Business

Don’t punish us for the misconduct of others

Say business leaders as they call for smarter stock regulation

Top business leaders called on the government not to penalise honest entrepreneurs because of a few bad actors in the stock market.

Speaking at a discussion in Dhaka yesterday, they said that rigid regulations could discourage strong companies from entering the stock market.

At the programme, footwear entrepreneur Syed Nasim Manzur cited the example of initial public offerings (IPOs), where investors are often denied fair pricing, eventually leading to a lack of incentive for quality firms to list.

"There was once a policy that ensured proper stock valuation," said Manzur, managing director of Apex Footwear. "But it was scrapped after some misused it to artificially inflate share prices."

As a special guest at the discussion titled "Expansion of the Capital Market: A Framework for Sustainable Economic Growth", he referred to rules that restrict companies from using more than one-third of raised funds to repay loans and questioned the logic of placing such limits.

"If you don't trust a company, then don't let it go public," he said. "But if you do allow it to raise funds, then give it some flexibility."

"Say I raise funds today, and tomorrow there is a flood. My needs will change. If I have no flexibility in how I use the funds, that creates problems," said Manzur at the discussion organised by the Bangladesh Merchant Bankers Association.

Rigid regulations could discourage strong companies from entering the stock market, experts say

He urged policymakers not to let isolated cases of fund misuse dictate regulations for everyone.

"If someone smuggles money out to buy a house in Dubai, you should not punish the whole sector for that," said the Apex Footwear MD. "Don't tie our hands for some bad guys."

Manzur also called for a wider gap in corporate tax rates between listed and non-listed firms. "If the difference remains below 15 percent, the cost of compliance is simply not worth it," he said.

He added that while the Bangladesh Securities and Exchange Commission (BSEC) should monitor whether declared dividends are properly disbursed, it should not dictate how much a company pays out.

"That decision should be left to companies based on their financial health," he said.

He also suggested cutting down IPO processing times, introducing share buy-back options, and easing the exit process for firms leaving the market.

Uzma Chowdhury, a director at Pran-RFL Group, said companies have different funding needs, so the stock market should offer a variety of instruments to cater to entrepreneurs of all sizes.

Anisuzzaman Chowdhury, a special assistant to the chief adviser, said the interim government is prioritising the stock market and has taken several steps to develop it, though much remains to be done.

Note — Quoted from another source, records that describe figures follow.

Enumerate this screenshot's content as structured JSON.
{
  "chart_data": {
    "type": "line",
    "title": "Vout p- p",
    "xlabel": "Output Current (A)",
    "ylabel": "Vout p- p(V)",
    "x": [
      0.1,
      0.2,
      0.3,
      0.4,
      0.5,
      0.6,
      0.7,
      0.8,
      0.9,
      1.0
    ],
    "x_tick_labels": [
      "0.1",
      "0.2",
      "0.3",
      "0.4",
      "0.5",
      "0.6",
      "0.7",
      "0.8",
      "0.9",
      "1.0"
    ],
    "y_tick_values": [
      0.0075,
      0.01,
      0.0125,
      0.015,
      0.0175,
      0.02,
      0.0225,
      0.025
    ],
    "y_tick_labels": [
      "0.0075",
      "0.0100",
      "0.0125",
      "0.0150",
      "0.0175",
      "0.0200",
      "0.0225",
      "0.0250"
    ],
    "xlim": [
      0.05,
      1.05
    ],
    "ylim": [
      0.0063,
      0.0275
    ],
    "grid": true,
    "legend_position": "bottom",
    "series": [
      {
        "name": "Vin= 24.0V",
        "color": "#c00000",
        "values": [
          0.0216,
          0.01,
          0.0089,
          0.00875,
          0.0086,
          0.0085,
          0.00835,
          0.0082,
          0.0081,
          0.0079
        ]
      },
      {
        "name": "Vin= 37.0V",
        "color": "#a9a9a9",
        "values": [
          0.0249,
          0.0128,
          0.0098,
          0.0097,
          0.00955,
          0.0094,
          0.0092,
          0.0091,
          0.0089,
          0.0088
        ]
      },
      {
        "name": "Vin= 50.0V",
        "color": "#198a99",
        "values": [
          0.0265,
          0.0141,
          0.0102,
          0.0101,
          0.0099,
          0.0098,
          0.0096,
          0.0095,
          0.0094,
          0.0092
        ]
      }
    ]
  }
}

Chowdhury commented that Bangladesh suffers from policy coordination issues. "The government is trying to address these, but since there is no blueprint for reform, progress is often made through trial and error," he said.

He added that reforms tend to face resistance because they affect vested interests. "Some people lose privileges during reforms, though the broader economy gains. The problem is the losers tend to be better organised, which is what we saw during efforts to reform the National Board of Revenue."

This resistance, the CA's special assistant said, was slowing the reform process.

Mominul Islam, chairman of the Dhaka Stock Exchange, said a government taskforce had already worked on IPO valuations and that, going forward, market participants would determine prices.

He added that efforts were underway to digitise the IPO process and reduce approval time to two months.

Mazeda Khatun, president of the Bangladesh Merchant Bankers Association, presented a paper at the event.

She said stock market listings not only improved productivity and employment but also enhanced transparency and corporate governance.

"These improvements contribute to higher tax revenues," she said, citing the examples of Robi Axiata, BSRM Steels, Walton and Shasha Denims, whose value-added tax (VAT) and tax payments rose from 48 percent to 356 percent after listing.

She urged authorities to modernise legal frameworks in line with international standards.